Oh merde, mais c'est ça... J'ai les hordes de l'enfer à mes trousses !
La jeune femme cavalait dans la nuit quand elle entendit des coups de feu éclater derrière elle, des tirs qui ricochèrent dans les rues silencieuses de Londres. Elle comprit aussitôt que Mata-Hari et ses souffrigettes avaient tenu parole. Elles allaient tout faire pour retenir le plus longtemps possible ces enfoirés de SS. Elles étaient du genre coriace, ces souffrigettes..."


Norma court à s'en faire éclater les poumons. Elle ne doit absolument pas tomber entre les griffes des SS et certainement pas entre celles de Clement, le chien de garde de l'infâme Heydrich, ce cinglé de première. Mais pourquoi courir après tout, puisque le Demi-Monde dans lequel elle s'essouffle petit à petit n'est qu'une simulation numérique, extrêmement réaliste certes, mais cela n'en constitue pas moins une chimère digitale. Et après tout, elle est la fille du président des Etats-Unis et il suffirait certainement que son père soit au courant pour que tout ce cauchemar s'arrête.
Sauf qu'elle n'est pas tout à fait sûre que cela suffirait. Peut-être que lorsqu'on pénètre dans cette simulation, on n'en ressort pas en appuyant simplement sur un bouton. Il va falloir qu'on l'aide, que quelqu'un de l'extérieur vienne pour la sortir saine et sauve...

On en sait assez peu sur l'auteur Rod Rees. En quatrième de couverture, on apprend cependant qu'il parcouru le monde en exerçant diverses activités et qu'il est revenu en Angleterre où il est écrivain à temps plein. Demi-monde, Hiver est son premier texte, publié aux éd. J’ai Lu coll. Nouveaux Millénaires et premier d'une tétralogie où l'on comptera logiquement les quatre saisons. Ce roman évoque en dépit du titre un monde numérique et complet, saisissant de réalisme.

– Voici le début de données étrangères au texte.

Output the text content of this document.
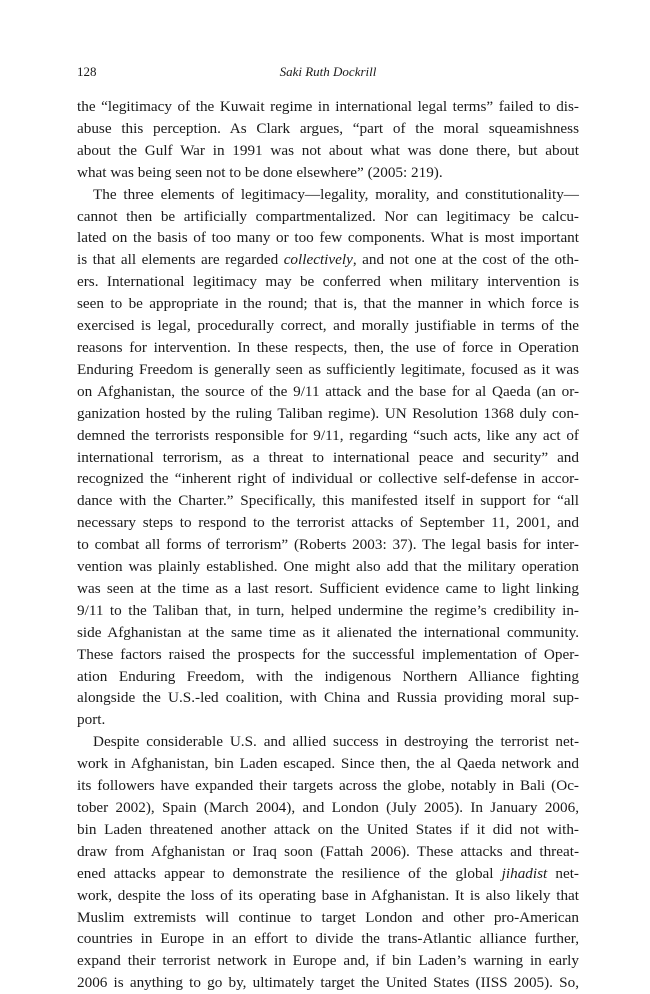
128	Saki Ruth Dockrill

the “legitimacy of the Kuwait regime in international legal terms” failed to dis-
abuse this perception. As Clark argues, “part of the moral squeamishness
about the Gulf War in 1991 was not about what was done there, but about
what was being seen not to be done elsewhere” (2005: 219).

The three elements of legitimacy—legality, morality, and constitutionality—
cannot then be artificially compartmentalized. Nor can legitimacy be calcu-
lated on the basis of too many or too few components. What is most important
is that all elements are regarded collectively, and not one at the cost of the oth-
ers. International legitimacy may be conferred when military intervention is
seen to be appropriate in the round; that is, that the manner in which force is
exercised is legal, procedurally correct, and morally justifiable in terms of the
reasons for intervention. In these respects, then, the use of force in Operation
Enduring Freedom is generally seen as sufficiently legitimate, focused as it was
on Afghanistan, the source of the 9/11 attack and the base for al Qaeda (an or-
ganization hosted by the ruling Taliban regime). UN Resolution 1368 duly con-
demned the terrorists responsible for 9/11, regarding “such acts, like any act of
international terrorism, as a threat to international peace and security” and
recognized the “inherent right of individual or collective self-defense in accor-
dance with the Charter.” Specifically, this manifested itself in support for “all
necessary steps to respond to the terrorist attacks of September 11, 2001, and
to combat all forms of terrorism” (Roberts 2003: 37). The legal basis for inter-
vention was plainly established. One might also add that the military operation
was seen at the time as a last resort. Sufficient evidence came to light linking
9/11 to the Taliban that, in turn, helped undermine the regime’s credibility in-
side Afghanistan at the same time as it alienated the international community.
These factors raised the prospects for the successful implementation of Oper-
ation Enduring Freedom, with the indigenous Northern Alliance fighting
alongside the U.S.-led coalition, with China and Russia providing moral sup-
port.

Despite considerable U.S. and allied success in destroying the terrorist net-
work in Afghanistan, bin Laden escaped. Since then, the al Qaeda network and
its followers have expanded their targets across the globe, notably in Bali (Oc-
tober 2002), Spain (March 2004), and London (July 2005). In January 2006,
bin Laden threatened another attack on the United States if it did not with-
draw from Afghanistan or Iraq soon (Fattah 2006). These attacks and threat-
ened attacks appear to demonstrate the resilience of the global jihadist net-
work, despite the loss of its operating base in Afghanistan. It is also likely that
Muslim extremists will continue to target London and other pro-American
countries in Europe in an effort to divide the trans-Atlantic alliance further,
expand their terrorist network in Europe and, if bin Laden’s warning in early
2006 is anything to go by, ultimately target the United States (IISS 2005). So,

En accord avec le titre, l'action se déroule par un froid hiver où la neige empêche les acteurs d'y voir à plusieurs dizaines de mètres. Conformément à son titre, l'aventure qu'est sur le point de vivre Ella n'en est qu'à sa genèse. Rapport au titre, l'atmosphère qui règne dans le demi-monde est froid et angoissant.
Mais les liens qui lient les habitants ce monde sont chauds, très chauds.
Expliquons un peu le contexte (possible spoiler inside mais rien de plus que le quatrième de couv').
L'armée, pour pouvoir entraîner ses soldats à la guérilla urbaine, se dote d'un logiciel de simulation qui doit être la plus réaliste possible. Pour ce faire, il ont besoin d'un lieu où les personnages non joueurs doivent être naturellement tendus et à tout instant au bord de la guerre. Pour ce faire, réduisons l'espace vital. Mettons 30 millions de personnes dans un espace trop petit. Créons ensuite des quartiers adjacents où les habitants ont des convictions dogmatiques et sociales inverses. Mettons des puritains à côté de libertaires, de misogines, de féministes et de racistes. Recréons ensuite des avatars particulièrement agressifs, des leaders, des individus de type alpha qui vont se faire un plaisir de soumettre les autres à leurs idées. Dans le genre, mettons un Robespierre, un Beria, un Heydrich, un Chaka Zoulou, une impératrice Wu Zetian, un Tudor et un Ivan le Terrible. Le tout est géré par le plus puissant ordinateur, capable d'auto-apprentissage.
Voilà un cocktail explosif, idéal pour entraîner les soldats d'élite. Mais tout a commencé à aller de travers lorsque le système a pris trop de libertés, ce qui n'aurait pas posé de problèmes (en le rebootant) s'il n'y avaient pas ces gens - des vrais - piégés dans ce monde. Et devinez la dernière ? Norma, la fille du président des US en fait partie.
C'est donc à ce moment qu'on propose à Ella d'accepter une mission de sauvetage d'un genre particulier...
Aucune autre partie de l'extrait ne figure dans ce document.